How do you find the slope of a line?

Answer 1

Hint : Find the ratio of change in x and change in y.
We can find the slope in two ways by plotting in the graph and observing $\dfrac{{\vartriangle x}}{{\vartriangle y}}$ which is the ratio of change of x and change of y or else we can use a direct formula where we can directly substitute in the formula of slope of line with two distinct points and find the slope.

Complete step-by-step answer :
Method 1:
First, we are going to get the slope of a graph

Consider the graph, we are going to find the slope of this line, by considering any two points on the line. And then we find the change in x which is $\vartriangle x$ and change in y which is $\vartriangle y$ .
We will draw a line parallel to the x-axis until we reach a point such, we get the change in x and similarly we will get the change in y as well, as shown in the figure below.
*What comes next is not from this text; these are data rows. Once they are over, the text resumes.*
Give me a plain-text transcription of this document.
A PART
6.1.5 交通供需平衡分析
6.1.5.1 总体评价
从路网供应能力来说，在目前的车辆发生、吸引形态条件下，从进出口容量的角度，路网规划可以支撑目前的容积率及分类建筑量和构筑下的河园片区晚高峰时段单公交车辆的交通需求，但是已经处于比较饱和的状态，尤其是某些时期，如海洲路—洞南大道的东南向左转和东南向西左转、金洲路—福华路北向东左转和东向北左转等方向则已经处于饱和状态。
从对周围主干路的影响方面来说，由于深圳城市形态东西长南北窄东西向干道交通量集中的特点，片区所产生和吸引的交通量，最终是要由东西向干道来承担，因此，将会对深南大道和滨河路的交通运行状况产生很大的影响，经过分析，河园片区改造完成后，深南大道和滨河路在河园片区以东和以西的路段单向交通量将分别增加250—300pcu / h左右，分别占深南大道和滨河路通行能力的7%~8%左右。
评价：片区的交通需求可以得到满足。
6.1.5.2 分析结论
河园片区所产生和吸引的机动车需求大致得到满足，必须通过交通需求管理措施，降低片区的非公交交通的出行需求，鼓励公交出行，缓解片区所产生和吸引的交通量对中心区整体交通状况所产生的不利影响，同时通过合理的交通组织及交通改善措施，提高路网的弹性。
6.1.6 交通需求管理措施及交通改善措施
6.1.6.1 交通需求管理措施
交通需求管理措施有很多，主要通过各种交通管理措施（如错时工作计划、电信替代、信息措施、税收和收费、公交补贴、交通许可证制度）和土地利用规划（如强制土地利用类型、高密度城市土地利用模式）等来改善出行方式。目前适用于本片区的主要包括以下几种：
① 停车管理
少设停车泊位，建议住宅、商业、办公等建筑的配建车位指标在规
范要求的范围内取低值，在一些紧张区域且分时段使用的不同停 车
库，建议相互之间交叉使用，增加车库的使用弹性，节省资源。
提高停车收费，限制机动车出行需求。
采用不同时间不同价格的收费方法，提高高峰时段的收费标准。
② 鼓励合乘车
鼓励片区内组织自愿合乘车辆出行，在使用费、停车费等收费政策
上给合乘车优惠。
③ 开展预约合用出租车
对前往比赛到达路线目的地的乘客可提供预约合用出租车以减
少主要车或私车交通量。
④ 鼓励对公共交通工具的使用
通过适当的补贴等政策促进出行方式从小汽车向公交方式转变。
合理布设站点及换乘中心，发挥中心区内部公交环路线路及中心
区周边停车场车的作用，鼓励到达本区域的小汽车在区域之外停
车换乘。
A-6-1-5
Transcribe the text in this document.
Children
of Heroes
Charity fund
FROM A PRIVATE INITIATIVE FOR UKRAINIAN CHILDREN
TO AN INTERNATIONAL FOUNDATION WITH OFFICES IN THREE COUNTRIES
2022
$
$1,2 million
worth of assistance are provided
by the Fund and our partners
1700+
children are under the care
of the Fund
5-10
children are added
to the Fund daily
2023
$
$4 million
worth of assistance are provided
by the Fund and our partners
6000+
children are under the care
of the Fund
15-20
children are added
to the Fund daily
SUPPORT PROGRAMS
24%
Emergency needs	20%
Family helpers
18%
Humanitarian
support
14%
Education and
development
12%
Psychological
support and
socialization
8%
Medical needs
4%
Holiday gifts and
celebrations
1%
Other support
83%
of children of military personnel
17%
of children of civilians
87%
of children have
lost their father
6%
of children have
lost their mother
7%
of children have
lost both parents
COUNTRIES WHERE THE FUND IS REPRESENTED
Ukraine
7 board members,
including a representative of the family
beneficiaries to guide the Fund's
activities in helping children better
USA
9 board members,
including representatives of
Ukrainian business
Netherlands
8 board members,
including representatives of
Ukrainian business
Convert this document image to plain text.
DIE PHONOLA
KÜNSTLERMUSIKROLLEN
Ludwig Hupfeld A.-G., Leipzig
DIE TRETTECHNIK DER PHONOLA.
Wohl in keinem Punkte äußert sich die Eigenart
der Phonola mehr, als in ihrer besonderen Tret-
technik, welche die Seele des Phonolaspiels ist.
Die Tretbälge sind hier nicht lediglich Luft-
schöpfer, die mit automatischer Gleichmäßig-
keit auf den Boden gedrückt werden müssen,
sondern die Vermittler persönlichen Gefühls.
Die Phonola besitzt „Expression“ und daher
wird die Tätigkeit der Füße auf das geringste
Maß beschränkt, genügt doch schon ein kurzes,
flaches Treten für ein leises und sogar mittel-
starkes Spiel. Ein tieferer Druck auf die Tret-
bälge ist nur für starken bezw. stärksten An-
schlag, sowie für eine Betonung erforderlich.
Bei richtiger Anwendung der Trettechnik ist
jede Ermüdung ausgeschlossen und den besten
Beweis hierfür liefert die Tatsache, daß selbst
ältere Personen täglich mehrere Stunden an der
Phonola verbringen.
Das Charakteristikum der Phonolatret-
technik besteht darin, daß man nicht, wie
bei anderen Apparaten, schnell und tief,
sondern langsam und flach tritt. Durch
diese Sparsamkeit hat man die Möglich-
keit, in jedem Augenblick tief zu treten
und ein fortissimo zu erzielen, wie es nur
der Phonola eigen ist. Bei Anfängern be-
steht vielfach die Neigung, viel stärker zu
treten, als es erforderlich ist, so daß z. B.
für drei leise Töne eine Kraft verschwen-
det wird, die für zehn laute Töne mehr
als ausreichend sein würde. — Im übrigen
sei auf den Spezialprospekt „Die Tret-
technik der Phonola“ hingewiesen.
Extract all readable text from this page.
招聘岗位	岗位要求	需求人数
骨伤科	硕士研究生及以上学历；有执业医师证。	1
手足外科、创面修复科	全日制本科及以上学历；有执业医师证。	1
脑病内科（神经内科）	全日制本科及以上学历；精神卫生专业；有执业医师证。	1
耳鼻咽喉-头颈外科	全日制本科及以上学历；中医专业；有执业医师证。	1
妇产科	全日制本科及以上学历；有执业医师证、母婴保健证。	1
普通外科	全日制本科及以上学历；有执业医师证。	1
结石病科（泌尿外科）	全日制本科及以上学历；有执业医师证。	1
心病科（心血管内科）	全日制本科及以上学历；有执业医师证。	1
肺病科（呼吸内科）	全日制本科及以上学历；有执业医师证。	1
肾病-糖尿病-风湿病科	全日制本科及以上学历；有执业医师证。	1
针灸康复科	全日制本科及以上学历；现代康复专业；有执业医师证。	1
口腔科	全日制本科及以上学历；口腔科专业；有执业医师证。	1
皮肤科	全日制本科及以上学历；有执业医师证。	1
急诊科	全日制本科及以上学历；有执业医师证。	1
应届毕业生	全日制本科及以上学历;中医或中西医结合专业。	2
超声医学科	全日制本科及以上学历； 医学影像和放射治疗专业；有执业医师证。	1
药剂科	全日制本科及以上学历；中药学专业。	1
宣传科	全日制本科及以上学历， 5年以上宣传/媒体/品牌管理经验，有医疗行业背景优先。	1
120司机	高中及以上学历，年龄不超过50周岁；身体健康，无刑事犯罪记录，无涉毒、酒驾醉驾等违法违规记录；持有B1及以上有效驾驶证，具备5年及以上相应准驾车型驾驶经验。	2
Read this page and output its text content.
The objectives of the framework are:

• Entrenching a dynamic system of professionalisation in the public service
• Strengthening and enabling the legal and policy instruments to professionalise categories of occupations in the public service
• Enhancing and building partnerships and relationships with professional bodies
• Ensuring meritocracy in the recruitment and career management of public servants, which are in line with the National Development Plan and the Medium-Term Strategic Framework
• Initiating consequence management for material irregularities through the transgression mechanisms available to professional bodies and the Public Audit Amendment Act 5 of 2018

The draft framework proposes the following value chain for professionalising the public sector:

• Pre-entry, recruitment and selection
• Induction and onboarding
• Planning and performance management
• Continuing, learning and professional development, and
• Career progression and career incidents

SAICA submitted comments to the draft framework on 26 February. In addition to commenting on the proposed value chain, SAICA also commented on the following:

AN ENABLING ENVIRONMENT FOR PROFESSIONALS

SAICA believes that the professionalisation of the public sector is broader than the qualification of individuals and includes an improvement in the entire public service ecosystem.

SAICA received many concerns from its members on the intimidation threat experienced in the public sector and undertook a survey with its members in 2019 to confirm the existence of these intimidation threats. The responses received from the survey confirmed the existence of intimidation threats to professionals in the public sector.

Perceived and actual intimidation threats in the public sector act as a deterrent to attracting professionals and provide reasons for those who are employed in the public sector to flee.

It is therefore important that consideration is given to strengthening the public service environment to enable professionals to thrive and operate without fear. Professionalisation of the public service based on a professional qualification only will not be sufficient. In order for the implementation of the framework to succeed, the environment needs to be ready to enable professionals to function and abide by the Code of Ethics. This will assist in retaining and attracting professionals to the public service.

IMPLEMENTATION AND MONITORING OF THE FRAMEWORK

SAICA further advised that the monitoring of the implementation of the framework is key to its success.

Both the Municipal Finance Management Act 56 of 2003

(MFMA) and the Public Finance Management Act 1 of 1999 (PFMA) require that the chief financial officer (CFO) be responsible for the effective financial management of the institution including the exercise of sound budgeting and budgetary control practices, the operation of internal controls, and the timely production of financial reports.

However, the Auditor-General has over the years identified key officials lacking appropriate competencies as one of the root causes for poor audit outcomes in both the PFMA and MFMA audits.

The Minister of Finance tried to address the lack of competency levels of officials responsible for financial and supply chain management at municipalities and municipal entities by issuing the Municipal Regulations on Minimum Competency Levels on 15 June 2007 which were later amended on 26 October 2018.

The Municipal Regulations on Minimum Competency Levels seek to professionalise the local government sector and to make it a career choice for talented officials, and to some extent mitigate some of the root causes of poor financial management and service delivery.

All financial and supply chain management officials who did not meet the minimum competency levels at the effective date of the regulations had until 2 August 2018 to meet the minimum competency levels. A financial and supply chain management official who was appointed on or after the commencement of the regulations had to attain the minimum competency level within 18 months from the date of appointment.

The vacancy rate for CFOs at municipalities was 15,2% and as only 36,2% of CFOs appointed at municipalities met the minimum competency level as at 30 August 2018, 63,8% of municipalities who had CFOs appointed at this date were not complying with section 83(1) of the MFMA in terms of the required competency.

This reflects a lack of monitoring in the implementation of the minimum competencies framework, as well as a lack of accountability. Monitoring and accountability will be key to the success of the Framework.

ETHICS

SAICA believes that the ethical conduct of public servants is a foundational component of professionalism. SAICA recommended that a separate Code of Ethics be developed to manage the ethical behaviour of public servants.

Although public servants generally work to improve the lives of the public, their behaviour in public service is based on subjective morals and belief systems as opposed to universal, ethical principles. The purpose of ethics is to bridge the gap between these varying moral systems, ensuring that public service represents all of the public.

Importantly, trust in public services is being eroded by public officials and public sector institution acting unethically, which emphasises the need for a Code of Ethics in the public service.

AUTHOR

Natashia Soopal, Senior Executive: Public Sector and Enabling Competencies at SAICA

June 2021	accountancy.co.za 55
Then we find the ratio of these which will give us the slope.
$Slope = \dfrac{{\vartriangle x}}{{\vartriangle y}}$
$slope = \dfrac{6}{4} = \dfrac{3}{2}$

Method 2:
We are directly going to use the formula for slope of a line when two distinct points are given which is
$slope = \dfrac{{{y_2} - {y_1}}}{{{x_2} - {x_1}}}$
Where $\left( {{x_1},{y_1}} \right)$ and $\left( {{x_2},{y_2}} \right)$ are the two distinct points which lie on the line whose slope we have to calculate.
For the points $(3,1)$ and $(4,1)$ . The slope is
$Slope = \dfrac{{1 - 1}}{{4 - 3}} = 0$

Note : In the formula of slope, there is no specific order for consider any point for $\left( {{x_1},{y_1}} \right)$ or $\left( {{x_2},{y_2}} \right)$ , as the resultant slope that we get on considering either of those scenarios, we are going to get the same resultant slope for the given two points.